As you might expect, Pitkin County led the region in the value of all real estate transactions in 2015 — just more than $2 billion. Eagle County’s sales volume was just under $2 billion, so that might seem like a good comparison until you factor in the number of transactions.
More money, fewer sales
In Pitkin County, that $2 billion in volume came on 790 sales. Eagle County’s volume numbers came on more than 2,000 transactions.
Summit County, meanwhile, came a distant third in the set for sales volume — about $1.3 billion — but had more than 2,500 sales.
Average prices don’t always tell an accurate story — median prices are a more accurate measure of prices. Even with that more accurate measure — median price is the point at which half of all transactions were for more, and half were for less — Pitkin County’s median price of $1.36 million is by far the highest in the seven-county group.

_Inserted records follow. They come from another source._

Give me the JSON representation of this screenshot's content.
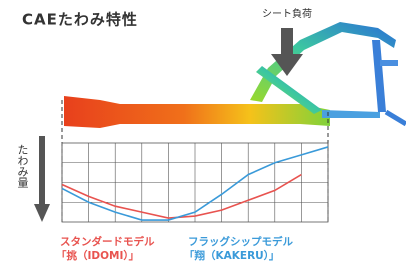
{
  "chart_data": {
    "type": "line",
    "title": "CAEたわみ特性",
    "annotation": "シート負荷",
    "y_label": "たわみ量",
    "x": [
      0,
      1,
      2,
      3,
      4,
      5,
      6,
      7,
      8,
      9,
      10
    ],
    "xlim": [
      0,
      10
    ],
    "xticks": [
      0,
      1,
      2,
      3,
      4,
      5,
      6,
      7,
      8,
      9,
      10
    ],
    "ylim": [
      4,
      0
    ],
    "yticks": [
      1,
      2,
      3
    ],
    "grid": true,
    "series": [
      {
        "name": "スタンダードモデル",
        "subname": "「挑（IDOMI）」",
        "color": "#e8534f",
        "values": [
          2.1,
          2.7,
          3.2,
          3.5,
          3.8,
          3.7,
          3.4,
          2.9,
          2.4,
          1.6,
          null
        ]
      },
      {
        "name": "フラッグシップモデル",
        "subname": "「翔（KAKERU）」",
        "color": "#3a9ad9",
        "values": [
          2.3,
          3.0,
          3.5,
          3.9,
          3.9,
          3.5,
          2.6,
          1.6,
          1.0,
          0.6,
          0.2
        ]
      }
    ]
  }
}
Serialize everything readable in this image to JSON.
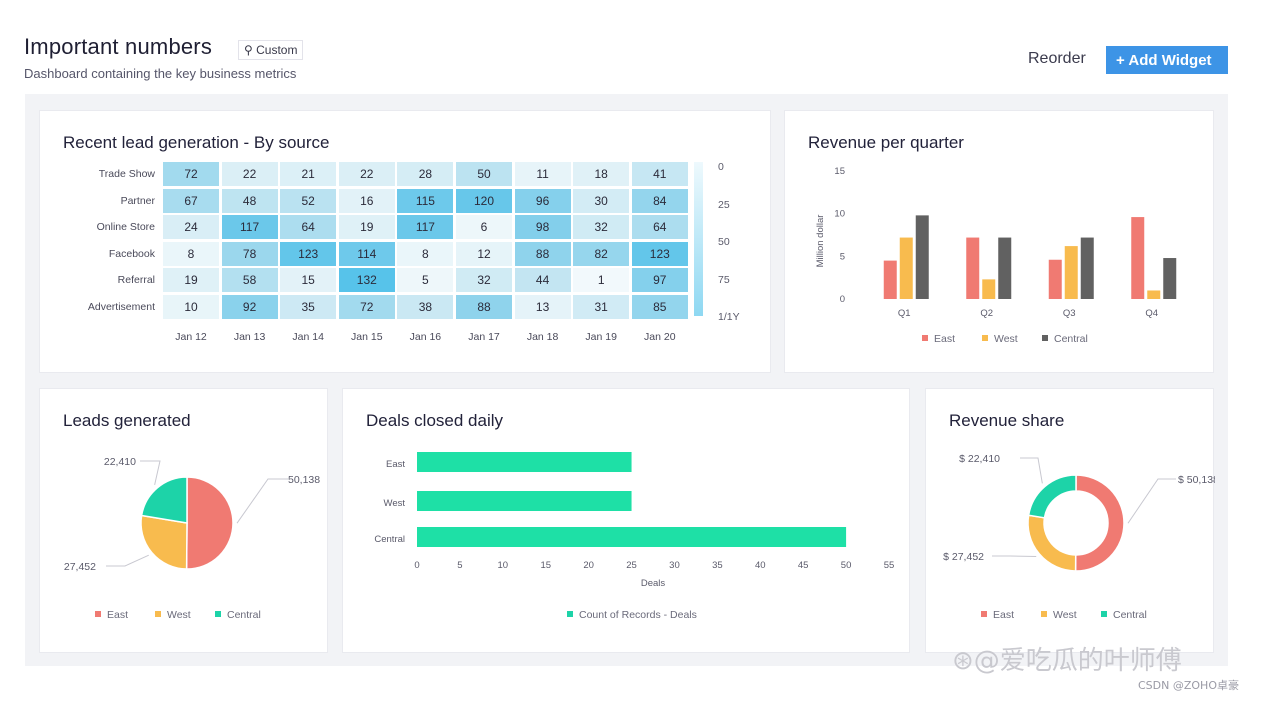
{
  "header": {
    "title": "Important numbers",
    "custom_badge": "⚲ Custom",
    "subtitle": "Dashboard containing the key business metrics",
    "reorder_label": "Reorder",
    "add_widget_label": "+ Add Widget"
  },
  "colors": {
    "accent": "#3d94e6",
    "east": "#f07a72",
    "west": "#f8bb4e",
    "central": "#1dd3a8",
    "central_bar": "#616161",
    "deals_bar": "#1ee0a6"
  },
  "widgets": {
    "lead_generation": {
      "title": "Recent lead generation - By source"
    },
    "revenue_quarter": {
      "title": "Revenue per quarter"
    },
    "leads_generated": {
      "title": "Leads generated"
    },
    "deals_closed": {
      "title": "Deals closed daily"
    },
    "revenue_share": {
      "title": "Revenue share"
    }
  },
  "chart_data": [
    {
      "id": "lead_generation",
      "type": "heatmap",
      "title": "Recent lead generation - By source",
      "rows": [
        "Trade Show",
        "Partner",
        "Online Store",
        "Facebook",
        "Referral",
        "Advertisement"
      ],
      "columns": [
        "Jan 12",
        "Jan 13",
        "Jan 14",
        "Jan 15",
        "Jan 16",
        "Jan 17",
        "Jan 18",
        "Jan 19",
        "Jan 20"
      ],
      "values": [
        [
          72,
          22,
          21,
          22,
          28,
          50,
          11,
          18,
          41
        ],
        [
          67,
          48,
          52,
          16,
          115,
          120,
          96,
          30,
          84
        ],
        [
          24,
          117,
          64,
          19,
          117,
          6,
          98,
          32,
          64
        ],
        [
          8,
          78,
          123,
          114,
          8,
          12,
          88,
          82,
          123
        ],
        [
          19,
          58,
          15,
          132,
          5,
          32,
          44,
          1,
          97
        ],
        [
          10,
          92,
          35,
          72,
          38,
          88,
          13,
          31,
          85
        ]
      ],
      "scale_ticks": [
        "0",
        "25",
        "50",
        "75",
        "1/1Y"
      ]
    },
    {
      "id": "revenue_quarter",
      "type": "bar",
      "title": "Revenue per quarter",
      "ylabel": "Million dollar",
      "ylim": [
        0,
        15
      ],
      "yticks": [
        0,
        5,
        10,
        15
      ],
      "categories": [
        "Q1",
        "Q2",
        "Q3",
        "Q4"
      ],
      "series": [
        {
          "name": "East",
          "values": [
            4.5,
            7.2,
            4.6,
            9.6
          ]
        },
        {
          "name": "West",
          "values": [
            7.2,
            2.3,
            6.2,
            1.0
          ]
        },
        {
          "name": "Central",
          "values": [
            9.8,
            7.2,
            7.2,
            4.8
          ]
        }
      ],
      "legend": [
        "East",
        "West",
        "Central"
      ]
    },
    {
      "id": "leads_generated",
      "type": "pie",
      "title": "Leads generated",
      "slices": [
        {
          "name": "East",
          "value": 50138,
          "label": "50,138"
        },
        {
          "name": "West",
          "value": 27452,
          "label": "27,452"
        },
        {
          "name": "Central",
          "value": 22410,
          "label": "22,410"
        }
      ],
      "legend": [
        "East",
        "West",
        "Central"
      ]
    },
    {
      "id": "deals_closed",
      "type": "bar",
      "orientation": "horizontal",
      "title": "Deals closed daily",
      "xlabel": "Deals",
      "categories": [
        "East",
        "West",
        "Central"
      ],
      "values": [
        25,
        25,
        50
      ],
      "xlim": [
        0,
        55
      ],
      "xticks": [
        0,
        5,
        10,
        15,
        20,
        25,
        30,
        35,
        40,
        45,
        50,
        55
      ],
      "legend": [
        "Count of Records - Deals"
      ]
    },
    {
      "id": "revenue_share",
      "type": "pie",
      "donut": true,
      "title": "Revenue share",
      "slices": [
        {
          "name": "East",
          "value": 50138,
          "label": "$ 50,138"
        },
        {
          "name": "West",
          "value": 27452,
          "label": "$ 27,452"
        },
        {
          "name": "Central",
          "value": 22410,
          "label": "$ 22,410"
        }
      ],
      "legend": [
        "East",
        "West",
        "Central"
      ]
    }
  ],
  "watermark": "⊛@爱吃瓜的叶师傅",
  "credit": "CSDN @ZOHO卓豪"
}
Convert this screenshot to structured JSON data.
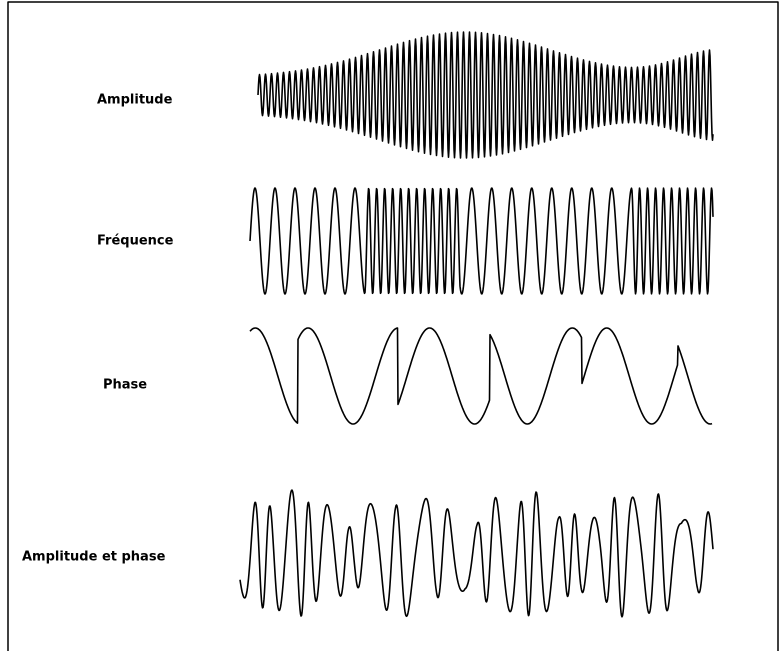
{
  "labels": [
    "Amplitude",
    "Fréquence",
    "Phase",
    "Amplitude et phase"
  ]
}
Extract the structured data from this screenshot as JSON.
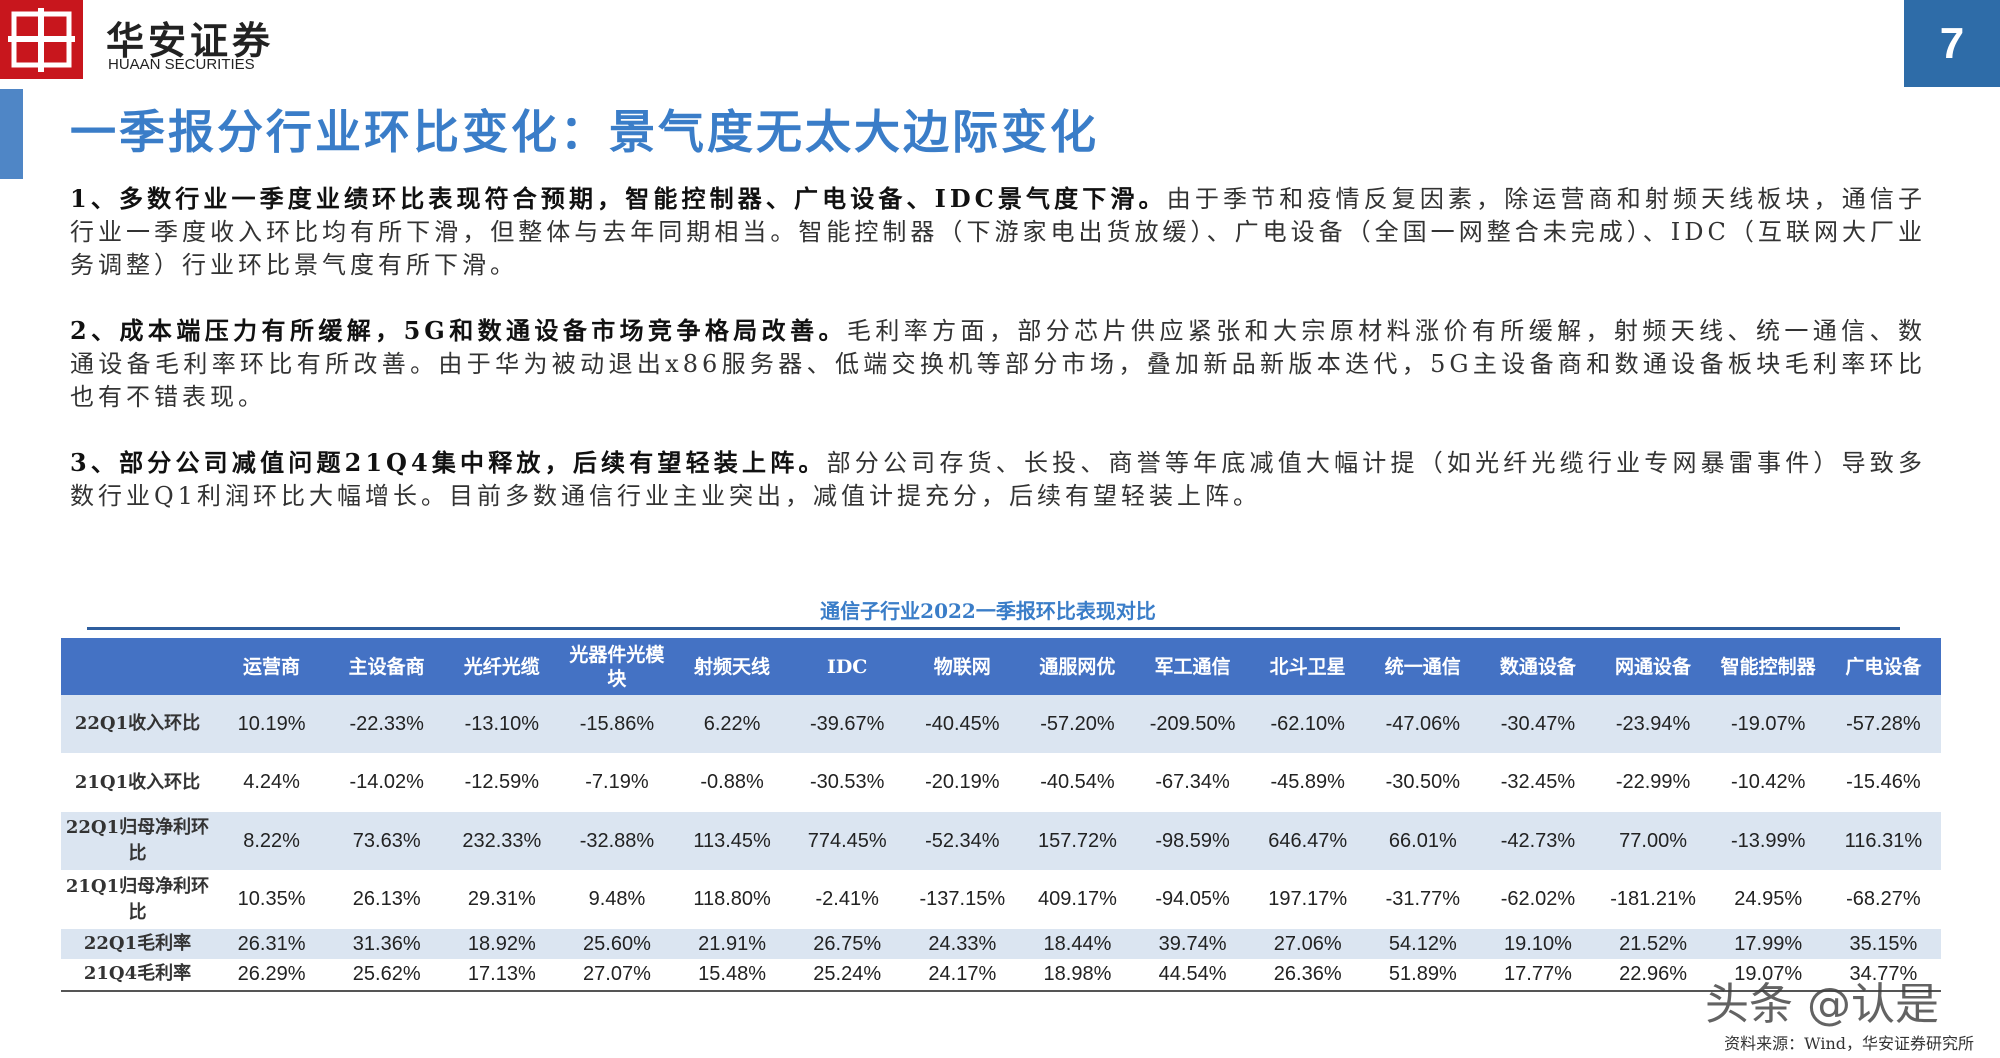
{
  "header": {
    "brand": "华安证券",
    "brand_en": "HUAAN SECURITIES",
    "page": "7"
  },
  "title": "一季报分行业环比变化：景气度无太大边际变化",
  "paragraphs": [
    {
      "bold": "1、多数行业一季度业绩环比表现符合预期，智能控制器、广电设备、IDC景气度下滑。",
      "text": "由于季节和疫情反复因素，除运营商和射频天线板块，通信子行业一季度收入环比均有所下滑，但整体与去年同期相当。智能控制器（下游家电出货放缓）、广电设备（全国一网整合未完成）、IDC（互联网大厂业务调整）行业环比景气度有所下滑。"
    },
    {
      "bold": "2、成本端压力有所缓解，5G和数通设备市场竞争格局改善。",
      "text": "毛利率方面，部分芯片供应紧张和大宗原材料涨价有所缓解，射频天线、统一通信、数通设备毛利率环比有所改善。由于华为被动退出x86服务器、低端交换机等部分市场，叠加新品新版本迭代，5G主设备商和数通设备板块毛利率环比也有不错表现。"
    },
    {
      "bold": "3、部分公司减值问题21Q4集中释放，后续有望轻装上阵。",
      "text": "部分公司存货、长投、商誉等年底减值大幅计提（如光纤光缆行业专网暴雷事件）导致多数行业Q1利润环比大幅增长。目前多数通信行业主业突出，减值计提充分，后续有望轻装上阵。"
    }
  ],
  "table": {
    "title": "通信子行业2022一季报环比表现对比",
    "headers": [
      "运营商",
      "主设备商",
      "光纤光缆",
      "光器件光模块",
      "射频天线",
      "IDC",
      "物联网",
      "通服网优",
      "军工通信",
      "北斗卫星",
      "统一通信",
      "数通设备",
      "网通设备",
      "智能控制器",
      "广电设备"
    ],
    "rows": [
      {
        "label": "22Q1收入环比",
        "cells": [
          "10.19%",
          "-22.33%",
          "-13.10%",
          "-15.86%",
          "6.22%",
          "-39.67%",
          "-40.45%",
          "-57.20%",
          "-209.50%",
          "-62.10%",
          "-47.06%",
          "-30.47%",
          "-23.94%",
          "-19.07%",
          "-57.28%"
        ]
      },
      {
        "label": "21Q1收入环比",
        "cells": [
          "4.24%",
          "-14.02%",
          "-12.59%",
          "-7.19%",
          "-0.88%",
          "-30.53%",
          "-20.19%",
          "-40.54%",
          "-67.34%",
          "-45.89%",
          "-30.50%",
          "-32.45%",
          "-22.99%",
          "-10.42%",
          "-15.46%"
        ]
      },
      {
        "label": "22Q1归母净利环比",
        "cells": [
          "8.22%",
          "73.63%",
          "232.33%",
          "-32.88%",
          "113.45%",
          "774.45%",
          "-52.34%",
          "157.72%",
          "-98.59%",
          "646.47%",
          "66.01%",
          "-42.73%",
          "77.00%",
          "-13.99%",
          "116.31%"
        ]
      },
      {
        "label": "21Q1归母净利环比",
        "cells": [
          "10.35%",
          "26.13%",
          "29.31%",
          "9.48%",
          "118.80%",
          "-2.41%",
          "-137.15%",
          "409.17%",
          "-94.05%",
          "197.17%",
          "-31.77%",
          "-62.02%",
          "-181.21%",
          "24.95%",
          "-68.27%"
        ]
      },
      {
        "label": "22Q1毛利率",
        "cells": [
          "26.31%",
          "31.36%",
          "18.92%",
          "25.60%",
          "21.91%",
          "26.75%",
          "24.33%",
          "18.44%",
          "39.74%",
          "27.06%",
          "54.12%",
          "19.10%",
          "21.52%",
          "17.99%",
          "35.15%"
        ]
      },
      {
        "label": "21Q4毛利率",
        "cells": [
          "26.29%",
          "25.62%",
          "17.13%",
          "27.07%",
          "15.48%",
          "25.24%",
          "24.17%",
          "18.98%",
          "44.54%",
          "26.36%",
          "51.89%",
          "17.77%",
          "22.96%",
          "19.07%",
          "34.77%"
        ]
      }
    ]
  },
  "watermark": "头条 @认是",
  "source": "资料来源：Wind，华安证券研究所"
}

One source of good news over the past few years has been the decline in bank sales — sales of property that’s usually been through foreclosure. In 2010, bank sales accounted for nearly 20 percent of all sales in Eagle County. That number in 2015 dropped to 1.9 percent of all sales.
Even in areas with relatively high foreclosure rates — Garfield, Grand and Pitkin counties — the rate of transactions tops out at 5.3 percent in Garfield County.
The flip side of the drop in foreclosures is the climb in transactions. Every county in the Land Title report saw more real estate transactions in 2015 than the year before.
The biggest jump — nearly 25 percent — came in Summit County.
Slifer Smith & Frampton has four offices in Summit County, and Flaum said his company’s transaction numbers increased more than the county as a whole. But, he said, the increase isn’t particularly surprising.
“What’s happening on the Front Range and in Denver is there’s so much more wealth being created there,” Flaum said, adding that Summit County’s proximity to that market is spurring the growth in second homes there. With demand will almost certainly come increases in price, Flaum said.
Construction Is gaining ground
New construction is starting to have a bigger impact on the market as well. In the seven-county region, only two — Garfield and Grand — failed to post double-digit increases in the percentage of sales volume due to new construction. The biggest increase in percentage came in San Miguel County. But Summit County posted both a solid percentage increase and the most actual new units sold — 160. Eagle County was second in that category, with 152 new units sold in 2015.
Flaum said all those numbers from those diverse markets point to one fact: “Resorts in Colorado mirror each other,” he said. “They all have the same clientele.”
Still, people tend to look for bargains.
Ski industry veteran Jerry Jones has long owned a development parcel in Grand County. He said increases there may be due to that county’s lower average and median prices.
Flaum said the same may be true in Routt County, where sale prices are starting to rise again.
“They had a long way to come back up over there,” Flaum said.
While Eagle and Pitkin counties have different customers, Flaum said the increases seen in the Aspen-area market could be a harbinger of things to come in this valley.
“Our increases have always lagged Aspen by a year or two,” he said. The increases there are, eventually, good news for the Vail Valley market.